Por Natalia Arenas
La voz ronca –esa que nunca fue su mayor virtud- sonó intacta y puntual apenas pasadas las 21.30, ante más de 30 mil oídos que lo esperaban ansiosos. Un público de 30 para arriba lo festejó y coreó en cada clásico que el artista inglés supo interpretar y hasta bailar como en sus mejores y jóvenes tiempos.
El traje magenta del inicial “This old heart of mine” obnubiló a los miles de fans que esperaban el arranque del paso de Rod Stewart por Buenos Aires.
El casi septuagenario (cumplirá los 70 el año próximo) se presentó el fin de semana en el Club Gimnasia Y Esgrima de Buenos Aires (GEBA) y repasó allí cada uno de los clásicos que quienes sacaron su entrada esperaban escuchar.
Rodeado de una banda impecable de músicos, en la que se destacó la presencia de varias mujeres (acaso por la clásica condición cuasi machista de que sean los varones los que manipulen un saxo, un violín y hasta los instrumentos de percusión) y la voz limpia y brillante de las coristas, Stewart se paseó por el escenario sin acusar el paso del tiempo. Se lo vió bailar, bromear y contonearse al ritmo de sus clásicos más festejados: “Tonight’s The Night”, “Have You Ever Seen the Rain” y “Twisting The Night Away”, entre otros.
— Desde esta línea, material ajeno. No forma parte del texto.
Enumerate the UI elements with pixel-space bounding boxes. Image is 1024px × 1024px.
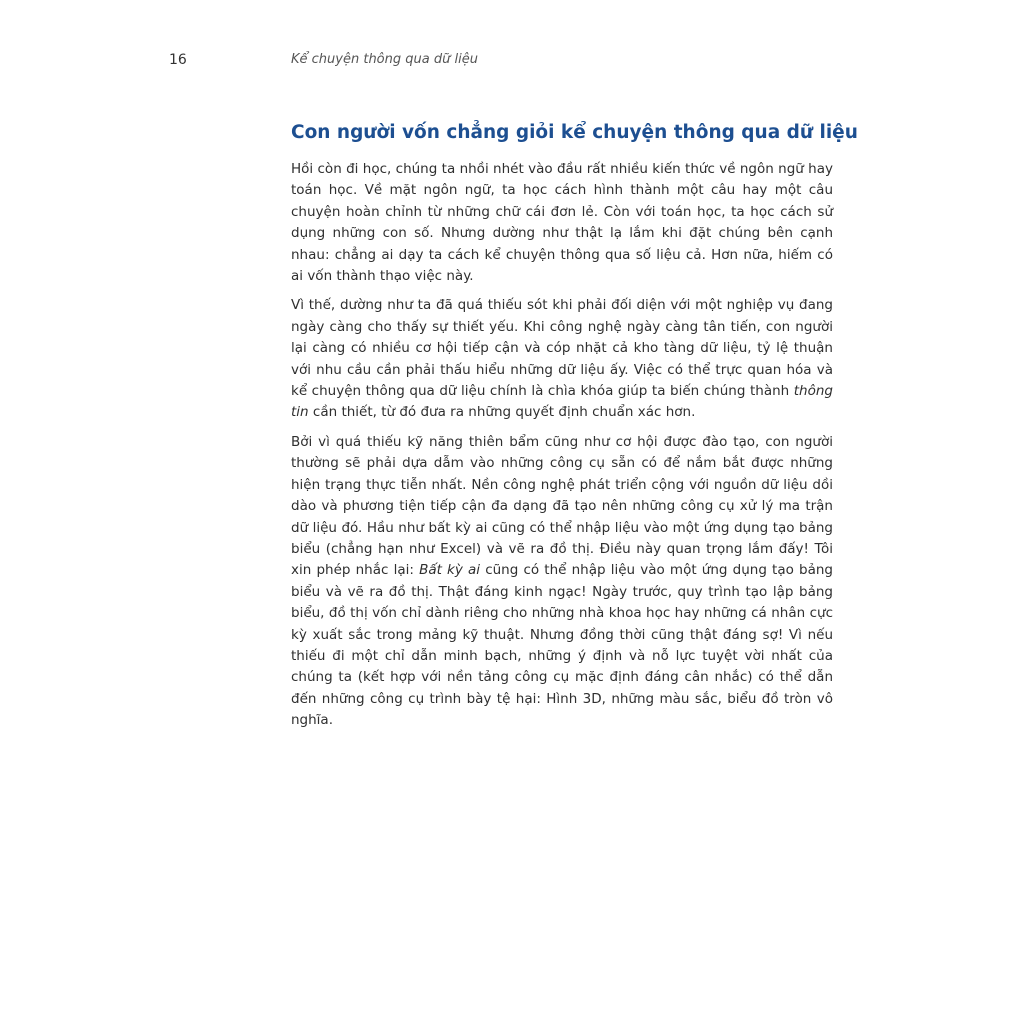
main-content: [291, 120, 858, 740]
paragraph-2-text-a: Vì thế, dường như ta đã quá thiếu sót khi phải đối diện với một nghiệp vụ đang ngày càng cho thấy sự thiết yếu. Khi công nghệ ngày càng tân tiến, con người lại càng có nhiều cơ hội tiếp cận và cóp nhặt cả kho tàng dữ liệu, tỷ lệ thuận với nhu cầu cần phải thấu hiểu những dữ liệu ấy. Việc có thể trực quan hóa và kể chuyện thông qua dữ liệu chính là chìa khóa giúp ta biến chúng thành: [291, 297, 833, 400]
paragraph-2: [291, 295, 833, 423]
running-header-title: Kể chuyện thông qua dữ liệu: [291, 52, 478, 67]
page-number: 16: [169, 52, 187, 68]
paragraph-3: [291, 432, 833, 732]
paragraph-3-emphasis: Bất kỳ ai: [419, 562, 481, 579]
paragraph-3-text-b: cũng có thể nhập liệu vào một ứng dụng tạo bảng biểu và vẽ ra đồ thị. Thật đáng kinh ngạc! Ngày trước, quy trình tạo lập bảng biểu, đồ thị vốn chỉ dành riêng cho những nhà khoa học hay những cá nhân cực kỳ xuất sắc trong mảng kỹ thuật. Nhưng đồng thời cũng thật đáng sợ! Vì nếu thiếu đi một chỉ dẫn minh bạch, những ý định và nỗ lực tuyệt vời nhất của chúng ta (kết hợp với nền tảng công cụ mặc định đáng cân nhắc) có thể dẫn đến những công cụ trình bày tệ hại: Hình 3D, những màu sắc, biểu đồ tròn vô nghĩa.: [291, 562, 833, 729]
paragraph-1: Hồi còn đi học, chúng ta nhồi nhét vào đầu rất nhiều kiến thức về ngôn ngữ hay toán học. Về mặt ngôn ngữ, ta học cách hình thành một câu hay một câu chuyện hoàn chỉnh từ những chữ cái đơn lẻ. Còn với toán học, ta học cách sử dụng những con số. Nhưng dường như thật lạ lắm khi đặt chúng bên cạnh nhau: chẳng ai dạy ta cách kể chuyện thông qua số liệu cả. Hơn nữa, hiếm có ai vốn thành thạo việc này.: [291, 161, 833, 285]
section-heading: Con người vốn chẳng giỏi kể chuyện thông qua dữ liệu: [291, 122, 858, 143]
paragraph-2-emphasis: thông tin: [291, 383, 833, 421]
paragraph-3-text-a: Bởi vì quá thiếu kỹ năng thiên bẩm cũng như cơ hội được đào tạo, con người thường sẽ phải dựa dẫm vào những công cụ sẵn có để nắm bắt được những hiện trạng thực tiễn nhất. Nền công nghệ phát triển cộng với nguồn dữ liệu dồi dào và phương tiện tiếp cận đa dạng đã tạo nên những công cụ xử lý ma trận dữ liệu đó. Hầu như bất kỳ ai cũng có thể nhập liệu vào một ứng dụng tạo bảng biểu (chẳng hạn như Excel) và vẽ ra đồ thị. Điều này quan trọng lắm đấy! Tôi xin phép nhắc lại:: [291, 433, 833, 579]
paragraph-2-text-b: cần thiết, từ đó đưa ra những quyết định chuẩn xác hơn.: [308, 404, 696, 421]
La sorpresa de la noche fue la presencia de su hija, la flaquísima y blonda Ruby Stewart, quien en un “Just One More Day” demostró que acertó en seguir los pasos de su papá. Tal vez el momento más emocionante se manifestó momentos después, cuando hija y padre interpretaron juntos una exquisita versión de “Forever Young”.
El blanco sentaba mejor para el momento de baladas, y por eso vino el primer cambio de vestuario para Rod. Logró un clima intimista con una (otra) mujer al arpa, violines y el acompañamiento de sus fieles coristas. Así lanzó las primeras estrofas de “Have I Told You Lately”. Le siguieron “I Don’t Want To Talk About It» y “Brighton Beach”.
También hubo momento para la pasión futbolera: confeso hincha del Celtic, de Escocia, Stewart cantó, a su salud, “You’re in my heart” y en las pantallas gigantes se vieron imágenes de un joven Rod pateando pelotas. Algo que después tuvo su correlato en el escenario, para delirio de los más fanáticos: el artista tiró al público una treintena de pelotas, son su firma estampada.
Pero estaba faltando algo y esa carencia se sentía en el ambiente: “Do you think I’m sexy?” se la reservó para el final, con camisa rallada multicolor y un movimiento de caderas a tono.
El bis fue uno solo: el (también) clásico “Sailing”, que trajo a GEBA clima de manos arriba que parecían acariciar el viento justo y necesario de la noche, y que terminaron por confirmar que sí: a sus casi 70, todavía pensamos que Rod es sexy.